The main reason is that Grease wants to avoid iterating over entities
at all costs. Actually it wants to avoid iterating in python at all,
though the currently released implementation is not there yet. This is
made possible by keeping the component data in arrays and exposing an
api that automatically maps entities to their corresponding component
array elements. It is also allows systems to think about things at
different levels of abstraction.

For example, a "movement" system, (In grease parlance, a
EulerMovement) doesn't actually care about entities. It only cares
about position, velocity and possibly acceleration. The fact that
movements correspond to entities is irrelevant to the system, it just
wants to perform the integration math each time step. The Grease API
allows a system to simply "join" the components, thereby returning all
common elements in both the position and movement components, perform
a bulk operation that does the math, and update the position component
in bulk.

The same goes for rendering. The typical rendering logic wants to take
a big array of positions, map them into an array of vertices, map
texture coordinates based on some other info (i.e, sprite image, and
color), etc., and blast it out to the GPU. Some of that stuff might
not even change every frame, thus could be cached on the graphics card
anyhow. This is much easier and more efficient to do if the input data
is in simple contiguous arrays to begin with, rather than scattered
throughout the heap in a bunch of objects, or even in a complex array
of structs. The struct case is particularly difficult too because in
just about any game the entities all have different data attributes,
so trying to apply the same code across heterogenous entities that
contain their own data is complex at best, and certainly inefficient
due to the necessary abstractions, and lack of cpu cacheability.

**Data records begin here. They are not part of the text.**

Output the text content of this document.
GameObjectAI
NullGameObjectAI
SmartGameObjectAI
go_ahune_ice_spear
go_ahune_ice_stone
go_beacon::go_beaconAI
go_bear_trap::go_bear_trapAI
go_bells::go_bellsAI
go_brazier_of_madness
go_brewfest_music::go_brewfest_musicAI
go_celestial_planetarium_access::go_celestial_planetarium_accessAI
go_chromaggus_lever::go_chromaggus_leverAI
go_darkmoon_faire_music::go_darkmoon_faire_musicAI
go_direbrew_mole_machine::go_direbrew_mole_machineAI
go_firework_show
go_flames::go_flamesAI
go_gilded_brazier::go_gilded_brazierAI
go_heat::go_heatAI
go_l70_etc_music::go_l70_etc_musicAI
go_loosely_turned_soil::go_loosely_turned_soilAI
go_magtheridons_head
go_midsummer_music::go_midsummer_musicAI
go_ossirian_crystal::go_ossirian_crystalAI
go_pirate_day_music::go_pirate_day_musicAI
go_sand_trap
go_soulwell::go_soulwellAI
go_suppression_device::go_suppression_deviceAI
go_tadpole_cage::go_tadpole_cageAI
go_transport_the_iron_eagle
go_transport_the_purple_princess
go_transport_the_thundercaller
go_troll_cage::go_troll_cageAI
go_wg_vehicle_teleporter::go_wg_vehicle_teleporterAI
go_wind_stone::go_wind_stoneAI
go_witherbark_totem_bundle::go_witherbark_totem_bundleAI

It also allows for multiple instances of the same component. There is
nothing that says that an entity has only one position. If you require
more, you can simply add more position components with different names
and configure new systems to use them. Granted this is not a common
use case, but it creates some hopefully useful symmetry that prevents
having to rethink everything when odd requirements emerge later.

You are correct that setting the value of a component to an entity
also adds the entity to the component. I deliberately combined these
two actions for convenience, because I figured it made no sense to
split them. This seems quite complementary to how Artemis works. Given
a set of entities, you should also be able to set their component
values en masse, but that probably has limited usefulness since
setting a bunch to the same value is uncommon.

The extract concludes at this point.